While Belgium continues with its combination of high alert and severe crackdown, France persists with its enhanced, countrywide counter-terrorism campaign under the state of emergency proclaimed after the November 13 attacks and extended by three months. Widening the powers of a 1955 emergency law, the proclamation allows the dissolution of fundamentalist groups running mosques and other places of worship; the blocking of websites and social media glorifying and inciting terrorism; search and arrests without warrants and the use, in certain cases, of electronic tagging of those put under house arrest.

Armed with powers under it, the police have been searching premises without warrants, forcing open doors, interrogating people rigorously, taking people down to police stations, and placing many under house arrest. A report under the heading, ‘Paris Attacks Spur Emergency Edict and Intense Policing in France’, by Adam Nossiter in The New York Times of November 23, quotes the French Interior Ministry as stating on the very same day that there had already been 1,072 police searches and 139 interrogations, with 117 people being placed in custody.

As in Belgium’s case, France’s drastic measures reflect an awareness of the existence of a large and effective terror network in the country with external links. Without it, Salah Abdeslam could not have been at large for such a long time. Also, Ayoub El Khazzani, 26, who attempted mass carnage in the Amsterdam-Paris super fast Thalys train on August 21, held a Moroccan passport, a Spanish residency card, and was reportedly brainwashed in a mosque, Taqwa, in Algericas. Spanish authorities had identified him to their French counterparts as a potential terrorist threat when he left for France in February, 2014. They, however, did not stop him.

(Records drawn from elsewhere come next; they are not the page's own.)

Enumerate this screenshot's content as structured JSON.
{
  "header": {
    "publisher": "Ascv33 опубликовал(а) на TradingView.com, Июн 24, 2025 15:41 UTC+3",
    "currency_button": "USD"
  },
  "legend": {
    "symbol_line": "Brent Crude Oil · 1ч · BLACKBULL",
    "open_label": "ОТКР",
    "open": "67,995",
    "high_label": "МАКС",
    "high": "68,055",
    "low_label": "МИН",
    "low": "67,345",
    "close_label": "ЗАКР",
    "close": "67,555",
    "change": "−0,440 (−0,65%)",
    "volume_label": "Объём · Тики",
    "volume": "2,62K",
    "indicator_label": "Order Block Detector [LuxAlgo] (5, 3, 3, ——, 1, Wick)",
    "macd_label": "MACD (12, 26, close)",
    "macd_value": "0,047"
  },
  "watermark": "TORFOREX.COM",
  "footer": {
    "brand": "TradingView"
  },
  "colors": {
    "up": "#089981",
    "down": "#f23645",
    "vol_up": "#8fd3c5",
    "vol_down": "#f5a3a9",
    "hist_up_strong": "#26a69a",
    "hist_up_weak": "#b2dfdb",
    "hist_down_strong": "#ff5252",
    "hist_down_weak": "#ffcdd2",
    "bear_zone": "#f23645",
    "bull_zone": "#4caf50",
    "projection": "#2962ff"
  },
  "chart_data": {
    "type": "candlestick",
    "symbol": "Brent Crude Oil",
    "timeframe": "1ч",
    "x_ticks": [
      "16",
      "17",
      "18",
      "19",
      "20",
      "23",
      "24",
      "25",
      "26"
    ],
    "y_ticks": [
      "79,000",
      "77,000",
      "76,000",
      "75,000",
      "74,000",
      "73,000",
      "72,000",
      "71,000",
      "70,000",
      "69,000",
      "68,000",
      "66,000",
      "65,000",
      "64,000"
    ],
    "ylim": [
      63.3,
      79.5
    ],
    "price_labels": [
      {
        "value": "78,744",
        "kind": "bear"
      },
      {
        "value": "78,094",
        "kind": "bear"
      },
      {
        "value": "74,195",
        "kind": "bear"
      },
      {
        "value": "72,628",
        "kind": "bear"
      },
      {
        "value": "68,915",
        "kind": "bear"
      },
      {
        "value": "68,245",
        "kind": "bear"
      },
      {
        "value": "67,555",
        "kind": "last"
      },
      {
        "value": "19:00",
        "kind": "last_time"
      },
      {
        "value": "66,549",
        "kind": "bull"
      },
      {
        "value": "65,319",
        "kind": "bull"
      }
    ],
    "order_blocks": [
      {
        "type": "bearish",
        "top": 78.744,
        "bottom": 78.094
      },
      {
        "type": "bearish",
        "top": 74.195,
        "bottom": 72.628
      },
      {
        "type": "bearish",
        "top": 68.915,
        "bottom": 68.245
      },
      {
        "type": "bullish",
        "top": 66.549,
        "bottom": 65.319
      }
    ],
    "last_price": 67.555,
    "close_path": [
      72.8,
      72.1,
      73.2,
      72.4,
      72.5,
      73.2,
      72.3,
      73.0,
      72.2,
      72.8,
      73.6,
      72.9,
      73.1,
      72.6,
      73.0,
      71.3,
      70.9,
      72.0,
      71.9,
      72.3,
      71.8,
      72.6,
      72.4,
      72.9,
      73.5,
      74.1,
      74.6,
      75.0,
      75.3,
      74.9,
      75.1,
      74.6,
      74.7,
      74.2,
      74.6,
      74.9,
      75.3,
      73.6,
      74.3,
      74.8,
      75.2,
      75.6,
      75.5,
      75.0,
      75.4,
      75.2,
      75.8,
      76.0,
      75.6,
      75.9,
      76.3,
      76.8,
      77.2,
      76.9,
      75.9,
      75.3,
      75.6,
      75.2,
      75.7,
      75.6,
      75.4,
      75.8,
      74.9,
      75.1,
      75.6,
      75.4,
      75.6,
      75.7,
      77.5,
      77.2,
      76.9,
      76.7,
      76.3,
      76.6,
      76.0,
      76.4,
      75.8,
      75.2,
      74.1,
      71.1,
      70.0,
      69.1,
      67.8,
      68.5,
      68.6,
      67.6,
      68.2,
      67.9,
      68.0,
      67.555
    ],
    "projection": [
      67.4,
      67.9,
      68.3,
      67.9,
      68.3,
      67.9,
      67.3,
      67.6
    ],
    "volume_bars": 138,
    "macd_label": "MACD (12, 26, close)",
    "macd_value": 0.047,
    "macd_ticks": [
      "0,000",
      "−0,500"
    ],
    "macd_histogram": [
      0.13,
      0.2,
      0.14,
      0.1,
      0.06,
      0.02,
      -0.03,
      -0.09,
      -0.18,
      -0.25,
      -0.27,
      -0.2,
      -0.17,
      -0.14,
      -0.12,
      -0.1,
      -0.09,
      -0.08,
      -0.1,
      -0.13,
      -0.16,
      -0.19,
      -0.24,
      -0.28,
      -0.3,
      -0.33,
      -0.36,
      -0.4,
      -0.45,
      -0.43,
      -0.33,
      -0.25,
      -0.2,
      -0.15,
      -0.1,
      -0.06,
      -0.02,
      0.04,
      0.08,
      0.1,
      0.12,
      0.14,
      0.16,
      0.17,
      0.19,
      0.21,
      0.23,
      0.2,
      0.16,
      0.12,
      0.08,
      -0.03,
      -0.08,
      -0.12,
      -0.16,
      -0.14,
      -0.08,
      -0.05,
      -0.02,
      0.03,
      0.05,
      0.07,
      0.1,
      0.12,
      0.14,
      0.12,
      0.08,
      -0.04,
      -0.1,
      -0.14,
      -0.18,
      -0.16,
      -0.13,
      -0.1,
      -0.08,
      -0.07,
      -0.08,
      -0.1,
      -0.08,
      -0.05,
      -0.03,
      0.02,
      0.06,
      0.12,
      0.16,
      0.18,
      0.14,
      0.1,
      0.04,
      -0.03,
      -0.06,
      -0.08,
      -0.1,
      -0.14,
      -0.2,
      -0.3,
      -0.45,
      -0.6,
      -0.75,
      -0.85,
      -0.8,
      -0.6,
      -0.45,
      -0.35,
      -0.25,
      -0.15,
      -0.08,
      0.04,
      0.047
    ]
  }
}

The tough measures also reflect the belief that the recent attacks in Paris and a Beirut residential area (November 11), and the downing of a Russian airliner in Egypt, indicate a shift in the Islamic State’s practice of exhorting followers to attack its enemies in their respective countries without significant guidance and help from the headquarters. Its overseas operations planning cell is now offering strategic guidance, training and funding for actions aimed at inflicting the maximum possible civilian casualties, while leaving decisions on the time, place and manner of the attacks largely to trusted operatives on the ground. Besides, these also indicate that the IS has started to intensify and expand its strikes abroad to an extent that makes it a global and not merely a regional threat.

Countering the new tactic would require wiping out the IS’s strike forces in various countries as well its Caliphate in Syria and Iraq. The first would require not only close cooperation among intelligence agencies of all countries worldwide, but action on intelligence received. Despite the warning from Spanish authorities and the fact that the French police knew that he had travelled to Syria where a large number of young people from Europe have joined the Islamic State, Khazzani remained at large. It was only the courage of two American servicemen and their civilian friend, a British consultant and a couple of others that prevented him from carrying on mass murder on the Amsterdam-Paris train which he had boarded in Brussels.

Destroying the IS in Syria and Iraq will require military action on the ground and from air; the US, Russia, Britain, France, Germany will have to play major roles. This will require an agreement on means and goals among the countries concerned. The process must be accelerated, as must efforts to smoothen the flow of intelligence among countries and ensure prompt and effective action on information received.